J-C.B. : Selecta est le principal acteur de la Distribution Automatique en Europe. Nous sommes effectivement présents sur 16 pays ce qui nous permet de bénéficier d’un spectre large de logiques de consommation comme d’attentes autour du métier. J’ai aujourd’hui la charge des « pays latins » que sont la France, l’Espagne et l’Italie. Ces marchés ont des points communs comme les boissons chaudes et l’espresso… mais renferment des spécificités nationales qu’il nous incombe de prendre en compte. Ainsi l’offre en termes de culture café peut différer de même que les snacks. Il en va de même pour Foodies et la restauration/snacking et nous nous employons à fournir des réponses adaptées et des plus qualitatives avec des partenaires pour chaque marché national.
Un consommateur parisien, milanais ou madrilène attend des marques internationales légitimes mais également des offres nationales voire régionales qui ont du sens. Nous nous appuyons sur l’expérience de nos structures nationales afin encore une fois d’apporter un service au plus proche des attentes qui s’expriment sur les trois pays dont j’ai la charge.
FCM : Vous avez annoncé que la Sélecta France est de nouveau en croissance. À l’heure actuelle le syndicat professionnel italien annonce un recul de l’activité… Quel est votre sentiment de la situation sur les 3 marchés que vous couvrez ?

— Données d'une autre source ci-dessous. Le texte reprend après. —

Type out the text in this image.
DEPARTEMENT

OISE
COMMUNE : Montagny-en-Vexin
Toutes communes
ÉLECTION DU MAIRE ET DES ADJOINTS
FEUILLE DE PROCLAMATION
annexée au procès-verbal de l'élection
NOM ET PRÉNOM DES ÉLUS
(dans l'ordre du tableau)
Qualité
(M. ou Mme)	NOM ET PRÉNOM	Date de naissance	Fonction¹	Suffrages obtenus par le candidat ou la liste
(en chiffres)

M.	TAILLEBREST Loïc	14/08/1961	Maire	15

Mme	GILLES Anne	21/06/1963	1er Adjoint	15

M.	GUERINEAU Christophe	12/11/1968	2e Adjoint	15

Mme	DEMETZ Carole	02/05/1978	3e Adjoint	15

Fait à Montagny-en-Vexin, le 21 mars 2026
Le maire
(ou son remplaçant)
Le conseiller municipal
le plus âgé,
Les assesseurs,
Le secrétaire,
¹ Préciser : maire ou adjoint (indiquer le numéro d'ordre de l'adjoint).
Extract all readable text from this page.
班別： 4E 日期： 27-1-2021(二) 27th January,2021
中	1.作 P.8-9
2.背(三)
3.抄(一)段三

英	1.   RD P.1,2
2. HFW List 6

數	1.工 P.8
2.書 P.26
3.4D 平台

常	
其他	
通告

J-C.B. : Notre développement sur le marché français nous place dans une dynamique positive et nous poursuivons la structuration des équipes et de l’activité autour de nos 60 dépôts. Fabrice Rodriguez a pris ma suite en qualité de Président directeur général, Julien Riotte a pris la Direction commerciale après deux années en qualité d’Area operation manager. Nous progressons également sur le marché espagnol. Le marché italien qui est en nombre d’automates en activité le plus important en Europe connaît effectivement des difficultés. Le niveau des prix et des rétrocessions me laissent perplexe et explique à mon sens les inquiétudes qui s’expriment aujourd’hui. La situation actuelle issue des années post Covid nous engage collectivement à faire évoluer les habitudes du passé. Chaque marché dispose de ses spécificités et d’un historique qu’il faut bien évidemment savoir prendre en compte mais le secteur de la DA peut également faire évoluer les usages. Les fabricants et professionnels italiens sont bien placés pour accompagner la logique de montée en gamme tant en termes de technologies déployées, de qualité des produits distribués et apporter la démonstration de la chaîne de valeur que la profession est désormais à même de mettre en œuvre. Cette approche reste à mon sens la plus légitime afin de construire une activité solide et pérenne et donc profitable à la fois pour le consommateur, le client Entreprise et finalement l’activité professionnelle.